Il terreno contribuisce alla coltivazione del 95% del cibo prodotto nel mondo, rendendo lo strato più alto del suolo uno dei componenti più importanti del nostro sistema alimentare.

Ma grazie alle pratiche agricole convenzionali, quasi la metà del suolo più produttivo del mondo è progressivamente scomparso negli ultimi 150 anni, minacciando i raccolti e contribuendo all’inquinamento delle sostanze nutrienti e all’erosione. Solo negli Stati Uniti, il terreno coltivato si sta erodendo 10 volte più velocemente di quanto possa essere rifornito.

Se continuiamo a degradare il suolo al ritmo attuale, il mondo potrebbe rimanere senza terreno utile in circa 60 anni, questo è il parere di Maria-Helena Semedo dell’Organizzazione delle Nazioni Unite per l’alimentazione e l’agricoltura. Senza il terriccio, la capacità della terra di filtrare l’acqua, assorbire il carbonio e nutrire le persone si può abbassare drammaticamente, e non solo, il cibo che coltiviamo sarebbe probabilmente meno nutriente.

La moderna combinazione di allevamento intensivo, mancanza di colture di copertura, fertilizzanti sintetici e uso di pesticidi ha lasciato i terreni agricoli senza importanti nutrienti naturali, e senza i minerali e i microbi che sostengono una vita vegetale sana.

"Le società perdono il terriccio, ma sono i loro discendenti a pagarne il prezzo"
Una crisi globale

Il senso di emergenza legato al terreno cresce insieme alla popolazione globale, che sembra destinata a raggiungere 9 miliardi di persone entro il 2050. “Senza un sistema agricolo sano e solido, gli agricoltori semplicemente non saranno in grado di sfamare questo stratosferico numero di persone”, dice Dave Montgomery, geologo presso l’Università di Washington e autore del libro “Growing a Revolution: bringing our soil back to life”.

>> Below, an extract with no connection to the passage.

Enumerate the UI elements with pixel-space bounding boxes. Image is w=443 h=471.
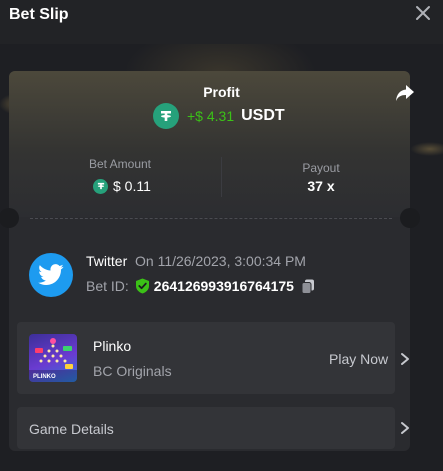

Per scoprire cosa può accadere alle civiltà che hanno sfruttato ciecamente il terreno di cui avevano bisogno per coltivare il cibo, basta guardare alla Siria o alla Libia. I registri fiscali romani mostrano che quelle aree un tempo coltivavano abbondanti quantità di grano, ma mentre gli agricoltori continuavano ad arare i loro campi, esponevano preziosi microbi e terriccio all’erosione. Oggi quelle aree hanno ben poco terreno utile alla coltivazione.

Le società perdono il terriccio, ma sono i loro discendenti a pagarne il prezzo“, afferma Montgomery. “La natura richiede molto tempo per sviluppare terreno utile“. Secondo alcune stime, possono essere necessari 500 anni per lo sviluppo di suolo sano, che però può degradarsi in meno di un secolo.

A questo va ad aggiungersi che il mondo sta correntemente affrontando una crisi alimentare. Uno studio del 2004 pubblicato sul Journal of American College of Nutrition ha confrontato le sostanze nutritive nelle colture coltivate nel 1950 a quelle coltivate nel 1999 e ha rilevato un calo di proteine, calcio, fosforo, ferro, vitamina B2 e vitamina C.

Le ragioni

La pratica di coltivare solo una o due colture, come mais e soia, ha accelerato il degrado del terreno, secondo Montgomery. La politica governativa ha incoraggiato gli agricoltori statunitensi a specializzarsi, producendo monoculture che richiedono una quantità esponenziale di acqua, fertilizzanti e pesticidi.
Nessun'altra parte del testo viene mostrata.